Volunteering for Anzac Day

Recently I read about the Student Volunteer Army’s idea to make Anzac Day a day for volunteering (it's called Serve for NZ: Anzac Dayand it made me think of the work of  the Friends of ANZAC Bridge and also NZ Pacific Studio.

When the main road was rerouted over the new bridge (and just as well, when you see the great trucks thundering past today) the old bridge fell into disrepair. Perhaps this had something to with the growth of anti-war sentiment through the 1960s and the Vietnam War, when Anzac Day services were fraught or largely ignored.

And it might have stayed like that, with the bridge slowly crumbling away. You can see how it looked in this photo taken by Glennis Austin in 2005.

But in 2006, the local community did something about it. They formed the Friends of ANZAC Bridge (FOAB), got funding, held working bees and restored the bridge, and they continue to look after it today, when it has become the focus of Anzac Day activities in the area and a much loved and valued structure.

In 2015, the FOAB won the Supreme Award in the Trustpower Tararua District Community Awards for their dedication to preserving the bridge  and this year representatives of the group travelled to Dunedin for the National Finals

"I understand the bridge is unique within New Zealand. We are lucky to have places to go in our country to serve and remember the men and women who died in wartime -- and we're even luckier to have folks like the Friends to help us hold on to those places."(Trustpower community relations representative Emily Beaton)

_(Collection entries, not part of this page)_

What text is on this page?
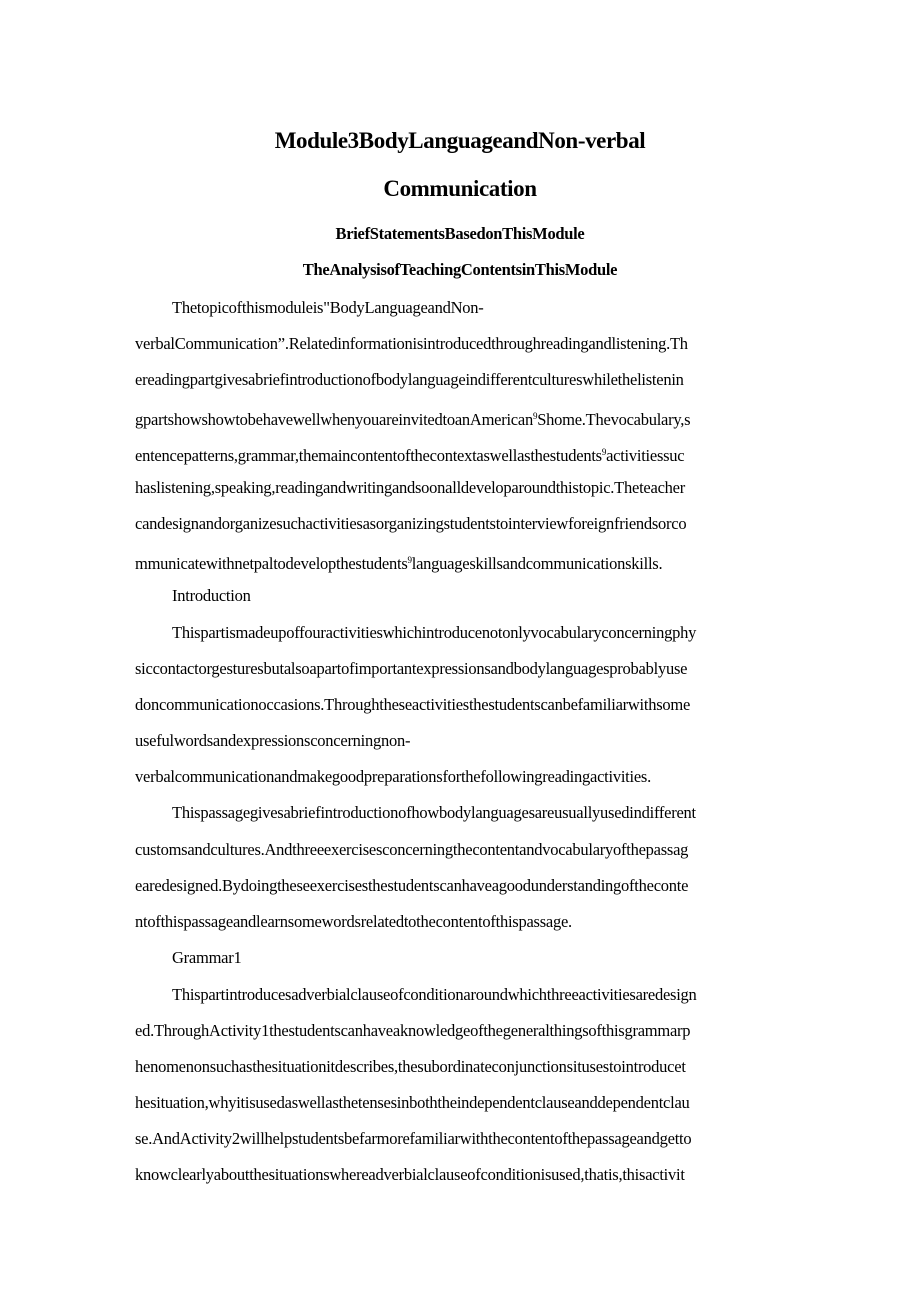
Module3BodyLanguageandNon-verbal
Communication
BriefStatementsBasedonThisModule
TheAnalysisofTeachingContentsinThisModule
Thetopicofthismoduleis"BodyLanguageandNon-
verbalCommunication”.Relatedinformationisintroducedthroughreadingandlistening.Th
ereadingpartgivesabriefintroductionofbodylanguageindifferentcultureswhilethelistenin
gpartshowshowtobehavewellwhenyouareinvitedtoanAmerican$^9$Shome.Thevocabulary,s
entencepatterns,grammar,themaincontentofthecontextaswellasthestudents$^9$activitiessuc
haslistening,speaking,readingandwritingandsoonalldeveloparoundthistopic.Theteacher
candesignandorganizesuchactivitiesasorganizingstudentstointerviewforeignfriendsorco
mmunicatewithnetpaltodevelopthestudents$^9$languageskillsandcommunicationskills.
Introduction
Thispartismadeupoffouractivitieswhichintroducenotonlyvocabularyconcerningphy
siccontactorgesturesbutalsoapartofimportantexpressionsandbodylanguagesprobablyuse
doncommunicationoccasions.Throughtheseactivitiesthestudentscanbefamiliarwithsome
usefulwordsandexpressionsconcerningnon-
verbalcommunicationandmakegoodpreparationsforthefollowingreadingactivities.
Thispassagegivesabriefintroductionofhowbodylanguagesareusuallyusedindifferent
customsandcultures.Andthreeexercisesconcerningthecontentandvocabularyofthepassag
earedesigned.Bydoingtheseexercisesthestudentscanhaveagoodunderstandingoftheconte
ntofthispassageandlearnsomewordsrelatedtothecontentofthispassage.
Grammar1
Thispartintroducesadverbialclauseofconditionaroundwhichthreeactivitiesaredesign
ed.ThroughActivity1thestudentscanhaveaknowledgeofthegeneralthingsofthisgrammarp
henomenonsuchasthesituationitdescribes,thesubordinateconjunctionsitusestointroducet
hesituation,whyitisusedaswellasthetensesinboththeindependentclauseanddependentclau
se.AndActivity2willhelpstudentsbefarmorefamiliarwiththecontentofthepassageandgetto
knowclearlyaboutthesituationswhereadverbialclauseofconditionisused,thatis,thisactivit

All this is a tribute to the power of community and the energy and dedication of volunteers. Something similar could be said for the work of NZ Pacific Studio, started by Kay Flavell with the dream of creating an artists’ residency. Since 2001, about 400 people have come here from around the country and around the world to work on their projects.

The house is full  of history (with the steepest staircase you've ever seen leading up to the loft) and it has become a “house joke” that anything and everything you would or could ever want is here somewhere. It’s crammed with books, tools, utensils, artists’ equipment, furniture and even a spinning wheel and loom. 

But it is a special feeling to walk through the front door and know that everyone here is immersed in their own artistic pursuits and often struggling with the same sorts of artistic problems. Someone made the comment to me that “everyone here is working on something new. Even if they are well established in their field, they have come here with a new project in mind.” Tracy Farr wrote a lovely post here ("time was on my side") about what her time at NZ Pacific Studio meant to her.  

Today there's a working bee here, again carried out by volunteers who are giving up a sunny weekend afternoon to devote some care and attention to the house and garden. So thank you all!!